# List the smallest \(k\) subset sums

Given a set of positive reals \(\set{x_1,\ldots,x_n}\) where \(x_1<x_2<\ldots<x_n\), find the smallest \(k\) subset sums.

We can assume \(n\leq k\), because we do not have to read \(x_j\) if \(j>k\).

Torsten Gross and Nils Blüthgen posted a \(O(k^2)\) time solution on arXiv.

We show a \(O(k\log k)\) time algorithm, which is optimal if we want to output the numbers in order.

We list the sums one by one by maintaining a priority queue of sums. We start with the empty set. Assume that we added the sum induced by \(I\subset [n]\) (that is, \(\sum_{i\in I} x_i\)) into the output, let \(j=1+\max I\). Now we can consider two possibilities by extending the current solution: the sum induced by \(I\cup \set{j}\) or the sum induced by \(I\cup \set{k}\) where \(k>j\). We will add both possibilities to the queue so that one can inspect them later. We can avoid storing the sets, only the values are required.

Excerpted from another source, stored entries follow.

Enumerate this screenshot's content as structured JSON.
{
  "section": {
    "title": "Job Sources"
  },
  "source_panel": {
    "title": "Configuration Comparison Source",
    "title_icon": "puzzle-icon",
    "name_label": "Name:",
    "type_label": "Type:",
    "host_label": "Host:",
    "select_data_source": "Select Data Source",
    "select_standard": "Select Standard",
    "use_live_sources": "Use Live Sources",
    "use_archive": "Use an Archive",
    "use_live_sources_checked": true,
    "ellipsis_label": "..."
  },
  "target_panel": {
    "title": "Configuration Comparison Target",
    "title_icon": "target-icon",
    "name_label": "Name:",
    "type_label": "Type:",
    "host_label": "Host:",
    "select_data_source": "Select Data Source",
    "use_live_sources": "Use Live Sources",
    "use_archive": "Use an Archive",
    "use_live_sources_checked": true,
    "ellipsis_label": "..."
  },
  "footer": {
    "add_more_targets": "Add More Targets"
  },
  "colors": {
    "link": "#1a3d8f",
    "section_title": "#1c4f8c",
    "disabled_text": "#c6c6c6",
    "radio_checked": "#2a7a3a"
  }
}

Here is a python implementation.

```
def first_k_subset_sums(x,k):
n = len(x)
h = []
output = [0] # need to account for the empty set
heapq.heappush(h,(x[0],0))
while h and len(output)<k:
(u,b) = heapq.heappop(h)
output.append(u)
if b+1<n:
heapq.heappush(h,(u+x[b+1],b+1))
heapq.heappush(h,((u-x[b])+x[b+1],b+1))
return output
```

If we want to output the sets themselves, not just the values, does the running time change? If a set \(I\) is in the output, then all subsets of \(I\) must also be in the output. Hence the largest set we can ever output has size \(O(\log k)\). Therefore the total output length is at most \(O(k\log k)\).

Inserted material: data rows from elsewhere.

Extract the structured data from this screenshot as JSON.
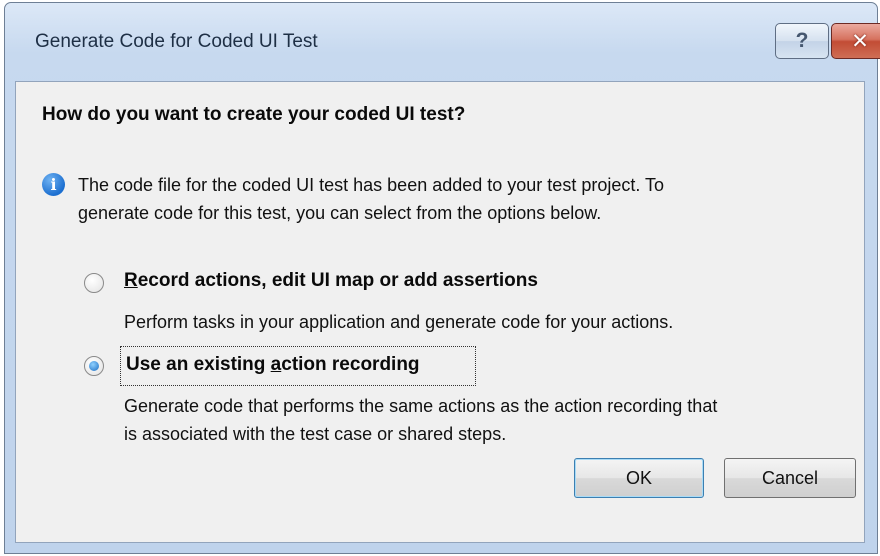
{
  "window": {
    "title": "Generate Code for Coded UI Test",
    "help_glyph": "?",
    "close_glyph": "✕"
  },
  "heading": "How do you want to create your coded UI test?",
  "info": {
    "icon": "info-icon",
    "line1": "The code file for the coded UI test has been added to your test project. To",
    "line2": "generate code for this test, you can select from the options below."
  },
  "options": [
    {
      "selected": false,
      "label_mnemonic": "R",
      "label_rest": "ecord actions, edit UI map or add assertions",
      "description": "Perform tasks in your application and generate code for your actions."
    },
    {
      "selected": true,
      "label_before": "Use an existing ",
      "label_mnemonic": "a",
      "label_after": "ction recording",
      "description_line1": "Generate code that performs the same actions as the action recording that",
      "description_line2": "is associated with the test case or shared steps."
    }
  ],
  "buttons": {
    "ok": "OK",
    "cancel": "Cancel"
  },
  "colors": {
    "title_bar": "#c7d9ef",
    "dialog_body": "#f0f0f0",
    "close_button": "#c24c35",
    "info_icon": "#1c6fd0"
  }
}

This is also a lower bound. Consider when \(x_i=2^i\), then we will output all subsets of \(\set{x_1,\ldots,x_{\log k}}\), and we know that \(\sum_{i=1}^{\log k} i{\log k\choose i} = \Omega(\log k)\).

If we don't have to list the smallest \(k\) subset sum values in order, then \(O(k)\) is possible, see this mathoverflow answer by David Eppstein.

If we are interested in the smallest \(k\) *distinct* subset sum. I don't know of any algorithm that performs better than \(O(nk)\), even if we know that \(n=\Omega(k)\).

# Acknowledgements

I would like to thank Tana Wattanawaroon for helpful discussions and taking an interest in this problem.